Putri lestari /2014B/Sejarah Pendidikan
Myanmmar atau Bruma merupakan salah satu Negara di Asia tenggara, yang mana Negara itu hingga saat ini masih menebar konflik dalam politik maupun social yang ada didalam Negara tersebut. Sehingga Martin Smith, salah seorang jurnalis dan dokumentator sekaligus penulis dalam spesialisasi negeri Myanmar, pada tahun 1991, menyebutkan bahwa Negara Myanmmar merupakan Negara yang menakutkan, hal ini terjadi karena konflik yang berkepanjangan didaerah tersebut. Dia menuliskan:
Kondisi saat ini di Burma secara kualitatif berbeda dari banyak negara-negara lain di mana sensor yang ketat sedang berlaku. Hukum Negara dan Ketertiban Restorasi Masyarakat (SLORC), yang menempel kekuasaan,adalah pemerintah ilegal. Meskipun pemerintah yang berkelanjutan berupaya untuk memanipulasi pemilu pada bulan Mei 1990, National
League for Democracy (NLD) menang telak dari 392 kursi keluar dari 425 yang tersedia. Pada September 1991, bagaimana pun, lebih dari 100 NLD anggota parlemen yang baik akan di penjara, diasingkan atau menghilang.
Beginilah gambaran keadaan pemerintahan Myanmar pada saat itu dimana pemerintahan tidaklah di jalankan dengan jujur dan penuh dengan kepentingan, sehingga Aung San Suu Kyi pemimpin NLD sebagai pemenang utama pada saat itu tidak bisa menjeblos kursi pemerintahan. Dan banyak lagi kaum minoritas lain dari berbagai etnis dan golongan yang terpinggirkan dinegara itu. Salah satunya adalah masyarakat Rohingya yang beragama Islam didaerah Arakan, disini kita akan membahas tentang Islam Myanmar, khususnya Masyarakat Rohingnya, dalam bidang yang kita batasi yaitu masalah politik dan keterkaitannya dengan pendidikan di Negara Myanmar.Penduduk asli memiliki hak untuk menentukan dan mengatur sistem dan lembaga pendidikan yang menyediakan pendidikan dalam bahasa ibu mereka, dalam sebuah cara yang sesuai dengan pola budaya belajar dan mengajar mereka.
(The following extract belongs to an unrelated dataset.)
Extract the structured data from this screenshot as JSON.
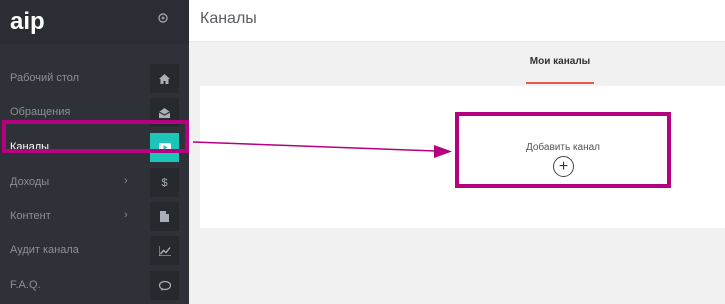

Birma Myanmar adalah tempat tinggal bagi lebih dari empat juta etnis Karen, hampir setengah dari jumlah itu tinggal di wilayah Karen di Birma bagian Tenggara, perbatasan Thailand. Banyak suku Karen dipindahkan oleh tentara Birma selama hampir 60 tahun pada masa perang saudara dan hidup sebagai penduduk yang terpinggirkan di Birma, atau sebagai pengungsi di negara lain. Keadaan ekonomi dan pemerintahan yang buruk di Birma belakangan ini menimbulkan protes-protes demokrasi yang menunjukkan betapa sulitnya situasi bagi penduduk Birma, namun kelompok minoritas penduduk asli Birma mengalami berbagai perlakuan dan kondisi yang jauh lebih buruk di negaranya.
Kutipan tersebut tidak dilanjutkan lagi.